Sorrento Therapeutics received a two-year, $600,000 Advanced Technology Small Business Technology (STTR) fast-track grant from the National Institute of Allergy and Infectious Diseases (NIAID) to support development of human antibody therapeutics against Staphylococcus aureus infections, including MRSA. The Phase I grant may subsequently be followed by Phase II funding of $1 million a year for another two years.

Sorrento is exploiting its STI antibody library platform both through technology access agreements and through the in-house discovery and development of antibody therapeutics against cancer, inflammation, metabolic diseases, and infectious diseases. Lead MRSA program STI-001 is based on STI antibodies targeting bacterial auto-inducing peptides (AIPs) involved in quorum sensing, a bacterial communication process that is central to virulence.

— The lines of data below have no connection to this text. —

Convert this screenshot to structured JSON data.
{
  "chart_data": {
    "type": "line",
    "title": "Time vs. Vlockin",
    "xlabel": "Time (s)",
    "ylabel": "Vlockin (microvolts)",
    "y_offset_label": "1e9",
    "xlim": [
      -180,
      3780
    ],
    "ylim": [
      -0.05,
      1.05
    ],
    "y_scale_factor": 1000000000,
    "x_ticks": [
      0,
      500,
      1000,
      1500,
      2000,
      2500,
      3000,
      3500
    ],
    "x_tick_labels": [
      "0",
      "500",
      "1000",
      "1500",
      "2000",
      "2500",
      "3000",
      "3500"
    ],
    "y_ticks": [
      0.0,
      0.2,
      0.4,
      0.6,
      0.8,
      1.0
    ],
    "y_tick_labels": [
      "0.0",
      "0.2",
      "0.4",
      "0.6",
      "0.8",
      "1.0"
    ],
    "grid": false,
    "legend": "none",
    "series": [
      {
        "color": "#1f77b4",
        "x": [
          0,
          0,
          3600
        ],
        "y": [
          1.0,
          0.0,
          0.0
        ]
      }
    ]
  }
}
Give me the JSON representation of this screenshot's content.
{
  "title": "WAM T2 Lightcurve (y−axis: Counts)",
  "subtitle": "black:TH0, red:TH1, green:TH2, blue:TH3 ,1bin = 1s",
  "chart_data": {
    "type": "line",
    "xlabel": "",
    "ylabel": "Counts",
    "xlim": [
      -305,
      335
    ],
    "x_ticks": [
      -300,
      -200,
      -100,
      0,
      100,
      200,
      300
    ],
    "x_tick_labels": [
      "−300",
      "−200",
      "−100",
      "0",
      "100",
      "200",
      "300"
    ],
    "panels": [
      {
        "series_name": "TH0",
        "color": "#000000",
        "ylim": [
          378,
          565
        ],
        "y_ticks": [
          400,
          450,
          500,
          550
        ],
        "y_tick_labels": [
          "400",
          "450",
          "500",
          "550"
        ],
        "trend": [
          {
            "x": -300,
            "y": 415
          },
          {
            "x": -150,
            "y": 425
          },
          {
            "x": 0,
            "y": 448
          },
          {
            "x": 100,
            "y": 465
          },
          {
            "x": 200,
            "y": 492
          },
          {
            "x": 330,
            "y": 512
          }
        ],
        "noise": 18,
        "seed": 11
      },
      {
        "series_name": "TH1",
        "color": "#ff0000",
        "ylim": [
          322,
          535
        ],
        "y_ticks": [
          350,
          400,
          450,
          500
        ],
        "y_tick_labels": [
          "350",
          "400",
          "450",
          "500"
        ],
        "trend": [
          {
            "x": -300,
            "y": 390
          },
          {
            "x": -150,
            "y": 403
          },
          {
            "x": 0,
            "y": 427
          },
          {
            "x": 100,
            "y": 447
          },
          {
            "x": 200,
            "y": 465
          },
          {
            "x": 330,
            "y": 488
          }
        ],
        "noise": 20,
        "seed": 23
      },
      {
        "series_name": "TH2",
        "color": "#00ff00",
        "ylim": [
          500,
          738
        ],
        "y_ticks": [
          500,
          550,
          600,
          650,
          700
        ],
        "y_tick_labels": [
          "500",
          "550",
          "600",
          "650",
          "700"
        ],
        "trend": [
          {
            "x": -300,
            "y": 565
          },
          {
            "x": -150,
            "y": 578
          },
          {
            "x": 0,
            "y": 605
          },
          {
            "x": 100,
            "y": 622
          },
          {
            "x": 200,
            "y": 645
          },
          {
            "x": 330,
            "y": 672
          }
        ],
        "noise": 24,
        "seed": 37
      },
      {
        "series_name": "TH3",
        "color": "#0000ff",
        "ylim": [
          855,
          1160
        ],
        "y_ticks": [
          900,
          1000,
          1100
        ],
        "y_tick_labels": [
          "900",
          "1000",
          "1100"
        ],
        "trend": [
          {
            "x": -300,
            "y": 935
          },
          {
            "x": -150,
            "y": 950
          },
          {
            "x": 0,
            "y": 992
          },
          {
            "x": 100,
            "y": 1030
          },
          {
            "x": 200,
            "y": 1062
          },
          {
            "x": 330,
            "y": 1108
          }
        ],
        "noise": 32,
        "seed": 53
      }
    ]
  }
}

The program hinges on quorum quenching IP licensed from The Scripps Research Institute in 2010. The same year, Sorrento received an initial Phase I grant to support the development of a Staphylococcal vaccine that targets AIPs. In July 2011 the firm received another $600,000, two-year STTR grant from NIAID to support the development of anti-AIP therapeutics and vaccines against Clostridium difficile.